After weeks of careful scrutiny of several famous Greek works—at Alexanders behest, no less—Theodore begins to realize that perhaps the enigmatic and handsome aristocrat is offering more than mere friendship. Things take an unexpected turn when Alexander surprises Theodore with intimate knowledge no one but Theodore himself could possibly know. Despite Alexander being a member of the upper class, it’s Theodore who has the power to make or break any connection between the two men.
This was a truly delightful read. While short, Lewis does a respectable job setting the scene sometime in the mid to late nineteenth century. Clothing is fussy, communication is conducted via hand written missives delivered by hand, people ride in hansom carriages, and classes are overt indications of a person’s station in life. Into this background, Theodore, Alexander, and John fit marvelously well.
John is Theodore’s best friend. He is upper class and monied thanks to the overseas ventures of his father—but those ventures grew to include falling in love with a local woman, thus leaving John a curious mix of English and non-English and therefore on the fringe of peerage. These details get worked into the on-page narration smoothly and provide a great reason for upper-class John to befriend lower-class Theodore without bending over backwards. I found this friendship a great way to flesh out Theodore without having to resort to him talking out loud to himself. It is actually through their relationship that we are explicitly told that Theodore is interested in other men.

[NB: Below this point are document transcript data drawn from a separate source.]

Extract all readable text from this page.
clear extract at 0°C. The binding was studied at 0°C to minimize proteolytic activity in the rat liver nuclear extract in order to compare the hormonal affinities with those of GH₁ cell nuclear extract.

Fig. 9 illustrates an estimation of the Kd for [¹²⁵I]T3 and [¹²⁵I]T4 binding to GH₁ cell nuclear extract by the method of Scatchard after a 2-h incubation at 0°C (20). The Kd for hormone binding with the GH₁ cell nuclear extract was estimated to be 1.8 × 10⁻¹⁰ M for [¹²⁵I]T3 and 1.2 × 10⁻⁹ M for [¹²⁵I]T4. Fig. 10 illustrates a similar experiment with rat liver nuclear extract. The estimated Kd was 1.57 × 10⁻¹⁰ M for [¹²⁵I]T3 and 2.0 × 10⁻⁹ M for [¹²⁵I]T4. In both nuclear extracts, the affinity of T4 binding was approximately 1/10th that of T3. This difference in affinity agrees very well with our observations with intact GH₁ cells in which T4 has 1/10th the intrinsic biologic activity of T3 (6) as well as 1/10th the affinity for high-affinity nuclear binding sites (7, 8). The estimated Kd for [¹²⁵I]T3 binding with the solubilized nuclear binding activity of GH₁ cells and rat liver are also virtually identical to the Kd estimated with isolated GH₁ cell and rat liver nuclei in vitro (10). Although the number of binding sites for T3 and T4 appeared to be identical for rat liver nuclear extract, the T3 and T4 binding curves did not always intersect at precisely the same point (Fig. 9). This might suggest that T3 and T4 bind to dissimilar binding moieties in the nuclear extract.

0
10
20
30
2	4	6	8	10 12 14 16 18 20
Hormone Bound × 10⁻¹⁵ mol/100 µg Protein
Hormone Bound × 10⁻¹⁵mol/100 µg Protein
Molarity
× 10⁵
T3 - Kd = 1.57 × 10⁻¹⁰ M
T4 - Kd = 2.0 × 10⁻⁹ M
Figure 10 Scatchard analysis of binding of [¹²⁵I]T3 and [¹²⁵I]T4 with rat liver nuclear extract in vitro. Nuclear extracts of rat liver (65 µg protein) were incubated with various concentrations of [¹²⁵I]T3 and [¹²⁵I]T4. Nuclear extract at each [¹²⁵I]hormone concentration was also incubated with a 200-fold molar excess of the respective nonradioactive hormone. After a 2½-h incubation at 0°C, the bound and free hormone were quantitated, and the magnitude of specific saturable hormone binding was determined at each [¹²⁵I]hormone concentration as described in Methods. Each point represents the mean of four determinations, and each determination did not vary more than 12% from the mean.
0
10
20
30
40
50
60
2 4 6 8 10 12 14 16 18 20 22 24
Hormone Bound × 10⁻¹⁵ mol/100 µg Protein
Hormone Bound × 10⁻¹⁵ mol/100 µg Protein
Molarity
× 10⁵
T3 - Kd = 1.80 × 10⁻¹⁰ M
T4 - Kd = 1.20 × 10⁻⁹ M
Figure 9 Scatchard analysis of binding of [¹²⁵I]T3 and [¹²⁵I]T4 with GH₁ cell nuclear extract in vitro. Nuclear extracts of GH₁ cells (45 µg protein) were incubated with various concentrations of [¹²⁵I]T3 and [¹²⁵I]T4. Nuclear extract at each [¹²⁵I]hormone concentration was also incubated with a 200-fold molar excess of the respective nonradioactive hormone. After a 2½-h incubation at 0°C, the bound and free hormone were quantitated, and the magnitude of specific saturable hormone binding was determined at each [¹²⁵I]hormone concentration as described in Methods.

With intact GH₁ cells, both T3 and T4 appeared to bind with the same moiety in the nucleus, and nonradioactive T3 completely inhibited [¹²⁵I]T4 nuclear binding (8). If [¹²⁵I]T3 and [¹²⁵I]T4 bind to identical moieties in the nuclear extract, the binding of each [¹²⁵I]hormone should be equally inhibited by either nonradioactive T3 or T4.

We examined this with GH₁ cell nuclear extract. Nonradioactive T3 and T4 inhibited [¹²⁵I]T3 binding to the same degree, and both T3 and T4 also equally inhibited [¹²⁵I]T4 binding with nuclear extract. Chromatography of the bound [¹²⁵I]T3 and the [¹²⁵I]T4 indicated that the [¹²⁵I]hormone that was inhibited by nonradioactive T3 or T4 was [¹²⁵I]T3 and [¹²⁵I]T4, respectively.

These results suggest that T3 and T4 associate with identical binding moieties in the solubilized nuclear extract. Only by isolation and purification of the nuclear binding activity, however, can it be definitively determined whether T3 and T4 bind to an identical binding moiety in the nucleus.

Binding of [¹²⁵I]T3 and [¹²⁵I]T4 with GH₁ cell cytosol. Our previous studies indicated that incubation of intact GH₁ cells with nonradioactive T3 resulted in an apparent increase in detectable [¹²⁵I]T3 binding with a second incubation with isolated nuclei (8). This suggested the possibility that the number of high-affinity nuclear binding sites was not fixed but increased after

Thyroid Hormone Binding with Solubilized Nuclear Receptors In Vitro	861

As for Alexander, the character is used sparing and so maintains a great air of mystery. Given the cover image, I was wondering how he might tie into the Greek themes so strongly prevalent in the story. While I don’t wish to give anything away, I will say that the way Alexander’s specific identity is revealed both satisfied and aggravated the curiosity. That is to say, we know who he is but not why he is. Apart from obviously serving as Theodore’s love interest, I liked that it is Alexander’s suggestions to Theodore on reading material that push Theodore into acknowledging his (Theodore’s) attraction to men. Indeed, Alexander’s suggestion that Theodore read the original Greek Iliad to more closely examine the relationship between Achilles and Patroclus was a great theme and interestingly used as a device in the plot itself, too.
While there is very little in the way of on-page cravat ripping (waist-coat ripping?), there are sweet and passionate kisses exchanged. Plus, there is a tastefully subtle scene where Theodore succumbs to his bodily desires in the solitude of his own room. If you’re after lusty and lustily described bedroom scenes, you won’t find it here…yet this is one of those stories where I feel actual play-by-play of their intimacies might subtract from the sexual tension between Alexander and Theodore and detract a little from Theodore’s ingesting over his feelings.
All in all, this was a fabulous little read. Short and quick, the perfect thing to read on a lazy summer day when you want to read read but don’t have the time or luxury of committing a few days to a book/series.
A review copy of this book was provided by Dreamspinner Press.